En 1976, presque un an après la mort du dictateur Francisco Franco (le 20 novembre 1975), eut lieu la première évaluation générale de la période artistique des années franquistes avec l’exposition rétrospective España: Vanguardia artística y realidad social: 1936–1976 (Espagne : Avant-garde artistique et réalité sociale : 1936-1976), qui se tint à la Biennale de Venise. La 37e Biennale avait non seulement restructuré ses activités, afin d’y inclure le cinéma, l’architecture et d’autres formes d’art dans son programme ; elle s’était aussi mise à suivre une voie nouvelle, par rapport à son organisation pré-1968, avec des expositions thématiques aux positionnements politiques et idéologiques[1]. La contribution espagnole fut organisée sans la participation des autorités franquistes, afin de montrer l’avant-garde espagnole sans l’intervention du régime. La mise en place d’une participation espagnole indépendante avait déjà commencé en 1974 lorsque Franco était encore vivito y coleando[2] (bien vivant). Cette année-là, les organisateurs avaient dédié la 36e Biennale à la contestation du putsch militaire de Pinochet au Chili.
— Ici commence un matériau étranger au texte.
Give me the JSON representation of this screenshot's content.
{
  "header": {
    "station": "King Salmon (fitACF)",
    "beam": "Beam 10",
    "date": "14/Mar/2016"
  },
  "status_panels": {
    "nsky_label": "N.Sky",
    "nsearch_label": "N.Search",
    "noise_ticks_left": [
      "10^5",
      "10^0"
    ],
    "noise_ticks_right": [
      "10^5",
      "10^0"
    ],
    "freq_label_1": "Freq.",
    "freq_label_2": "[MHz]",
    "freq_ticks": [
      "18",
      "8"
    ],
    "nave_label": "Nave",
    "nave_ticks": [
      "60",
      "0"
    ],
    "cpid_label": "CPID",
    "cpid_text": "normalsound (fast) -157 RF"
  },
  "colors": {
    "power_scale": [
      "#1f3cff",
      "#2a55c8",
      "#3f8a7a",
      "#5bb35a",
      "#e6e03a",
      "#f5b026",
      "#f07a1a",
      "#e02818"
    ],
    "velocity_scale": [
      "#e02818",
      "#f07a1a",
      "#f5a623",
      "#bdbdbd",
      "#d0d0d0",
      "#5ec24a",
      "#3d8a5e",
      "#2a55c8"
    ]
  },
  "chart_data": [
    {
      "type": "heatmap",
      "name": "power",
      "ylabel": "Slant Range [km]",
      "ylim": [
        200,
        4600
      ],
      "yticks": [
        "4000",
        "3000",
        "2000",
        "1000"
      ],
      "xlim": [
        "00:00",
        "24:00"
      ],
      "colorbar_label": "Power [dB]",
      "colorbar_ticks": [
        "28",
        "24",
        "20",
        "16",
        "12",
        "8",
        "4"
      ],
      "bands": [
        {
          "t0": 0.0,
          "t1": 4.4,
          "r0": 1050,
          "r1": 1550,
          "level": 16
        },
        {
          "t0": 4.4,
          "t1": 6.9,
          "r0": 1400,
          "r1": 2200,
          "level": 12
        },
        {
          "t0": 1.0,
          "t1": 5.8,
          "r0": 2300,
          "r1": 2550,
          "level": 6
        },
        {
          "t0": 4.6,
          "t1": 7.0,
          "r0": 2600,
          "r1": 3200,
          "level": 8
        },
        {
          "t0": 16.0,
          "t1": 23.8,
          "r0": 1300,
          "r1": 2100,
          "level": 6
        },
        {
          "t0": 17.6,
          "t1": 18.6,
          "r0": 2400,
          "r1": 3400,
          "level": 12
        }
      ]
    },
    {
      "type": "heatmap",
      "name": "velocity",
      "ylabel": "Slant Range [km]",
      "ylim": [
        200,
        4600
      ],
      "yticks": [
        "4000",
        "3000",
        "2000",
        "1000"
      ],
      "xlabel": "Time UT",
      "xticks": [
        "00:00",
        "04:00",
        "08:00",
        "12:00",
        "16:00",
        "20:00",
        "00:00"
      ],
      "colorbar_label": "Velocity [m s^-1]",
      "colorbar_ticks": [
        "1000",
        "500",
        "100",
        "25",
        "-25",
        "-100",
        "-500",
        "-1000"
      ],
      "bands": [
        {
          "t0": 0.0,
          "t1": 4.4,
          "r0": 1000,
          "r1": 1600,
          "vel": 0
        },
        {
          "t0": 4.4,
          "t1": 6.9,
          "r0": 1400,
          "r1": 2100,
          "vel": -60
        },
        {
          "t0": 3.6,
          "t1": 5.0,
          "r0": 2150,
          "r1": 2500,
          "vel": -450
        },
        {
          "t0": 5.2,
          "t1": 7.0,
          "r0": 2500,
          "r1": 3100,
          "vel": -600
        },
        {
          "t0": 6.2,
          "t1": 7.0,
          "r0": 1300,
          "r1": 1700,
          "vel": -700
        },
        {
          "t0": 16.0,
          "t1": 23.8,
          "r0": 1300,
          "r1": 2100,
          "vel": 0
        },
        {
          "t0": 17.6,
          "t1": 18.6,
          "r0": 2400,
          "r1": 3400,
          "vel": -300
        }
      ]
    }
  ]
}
Ainsi España: Vanguardia artística y realidad social: 1936–1976, deux ans plus tard, était clairement une prolongation des visées de la biennale, transformant l’exposition en évènement anti-fasciste[3].
 Cette séance vise à analyser avec détail cette exposition dans le cadre générale de la nouvelle Biennale, en montrant le rôle de l’exposition pour la création d’un discours contra-hégémonique au modèle esthétique soutenu par le régime. Ainsi, elle abordera les échanges entre la dissidence et la dictature dans le conflit autour de la définition du sens de l’art moderne. Mon but est de révéler les processus continuels de négociation que provoqua l’État dictatorial, ainsi que les luttes médiatisantes, conceptuelles et politiques autour de l’interprétation de l’art moderne qui se poursuivirent jusqu’après la mort du dictateur.


[1]: Voir Vittoria Martini, « The evolution of an exhibition model. Venice Biennale as an entity in time », Federica Martini et Vittoria Martini, Just Another Exhibition: Histories and Politics of Biennials, Milan, Postmediabooks, 2011, pp. 119–38.
[2] : « Vivito y coleando » ; Eduardo Arroyo, Sardinas en aceite, Madrid, Mondadori, 1989 p. 128.

[3] Rosalía Torrent, España en la Bienal de Venecia, Castellón, Diputación de Castellón, 1997, p. 79.